We know that libraries can create and support feelings of community, but now their patrons can support faraway communities.

Participating Pikes Peak Library District facilities, including the Manitou Springs library, are hosting stations where mothers and children can write letters of hope and support to Ukrainian mothers and children living in Polish camps for refugees.

Three caring people, Steve Popovich, Keith Davis and Vince Murphy, implemented the program in partnership with relief organizations. Popovich reached out to Melody Alvarez, the PPLD’s director of Family & Children’s Services, to discuss the idea.

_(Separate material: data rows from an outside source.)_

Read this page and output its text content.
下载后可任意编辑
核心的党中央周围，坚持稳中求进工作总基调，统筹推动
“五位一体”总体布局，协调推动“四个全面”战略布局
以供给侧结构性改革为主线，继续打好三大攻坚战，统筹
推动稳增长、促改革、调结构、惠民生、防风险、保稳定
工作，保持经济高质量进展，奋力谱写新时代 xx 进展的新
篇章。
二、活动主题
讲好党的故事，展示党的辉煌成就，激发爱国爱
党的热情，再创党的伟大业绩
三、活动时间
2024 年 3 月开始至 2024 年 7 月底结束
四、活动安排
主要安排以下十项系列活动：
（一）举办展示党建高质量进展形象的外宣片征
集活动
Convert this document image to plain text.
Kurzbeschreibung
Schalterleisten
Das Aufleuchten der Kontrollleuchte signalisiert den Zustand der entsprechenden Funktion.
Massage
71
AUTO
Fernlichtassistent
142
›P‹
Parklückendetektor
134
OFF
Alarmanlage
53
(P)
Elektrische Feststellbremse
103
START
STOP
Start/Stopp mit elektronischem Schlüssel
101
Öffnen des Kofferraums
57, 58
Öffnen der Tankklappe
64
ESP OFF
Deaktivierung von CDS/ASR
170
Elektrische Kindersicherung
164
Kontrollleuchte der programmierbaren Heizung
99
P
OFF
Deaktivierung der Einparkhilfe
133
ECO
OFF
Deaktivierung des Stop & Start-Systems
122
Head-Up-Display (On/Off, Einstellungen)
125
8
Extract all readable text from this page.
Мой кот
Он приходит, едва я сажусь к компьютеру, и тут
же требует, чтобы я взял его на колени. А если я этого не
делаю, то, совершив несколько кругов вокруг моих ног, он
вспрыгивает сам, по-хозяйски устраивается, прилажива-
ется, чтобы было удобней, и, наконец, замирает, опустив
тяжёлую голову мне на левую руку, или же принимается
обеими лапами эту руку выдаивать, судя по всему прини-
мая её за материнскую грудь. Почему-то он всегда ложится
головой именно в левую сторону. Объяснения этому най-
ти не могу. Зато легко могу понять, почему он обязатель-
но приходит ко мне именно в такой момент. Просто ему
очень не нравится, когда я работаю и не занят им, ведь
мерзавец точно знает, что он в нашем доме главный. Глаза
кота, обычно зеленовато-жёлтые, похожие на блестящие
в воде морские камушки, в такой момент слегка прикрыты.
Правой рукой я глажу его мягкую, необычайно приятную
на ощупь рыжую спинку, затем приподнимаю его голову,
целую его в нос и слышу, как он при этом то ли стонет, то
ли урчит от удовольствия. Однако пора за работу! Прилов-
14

The project took many months to start as the three men worked with relief organizations to find carriers that would transport the letters to refugee camps in Poland.

In May, PPLD received the good news that two carriers would transport letters.

The Frontier Horizon non-governmental organization will deliver 1,000 letters to displaced Ukrainian orphans, age 6 to 17, who are temporarily sheltered outside of Warsaw, and possibly in Germany.  Letters of Hope NGO has committed to taking batches of letters to refugees outside of Ukraine and those at the processing stations in Poland.

The Rotary Club of Colorado Springs picks up the letters twice a month from PPLD.

The Rotarians read through the letters to ensure they are supportive and include no personal information. Two organizations, Ukrainians of Colorado and Ukrainian National Women’s League of America Inc., help translate and check the letters.

Pikes Peak Library District started the writing campaign in June during its Summer Adventure reading program and it will end Aug. 31. As of late July, PPLD had collected 339 letters.

PPLD was the first library district to join the partnership as a pilot. The program now includes Security Public Library, Pueblo City-County Library and Aurora Central Library.

Gov. Jared Polis has endorsed the program, as has the United Nations Refugee Agency.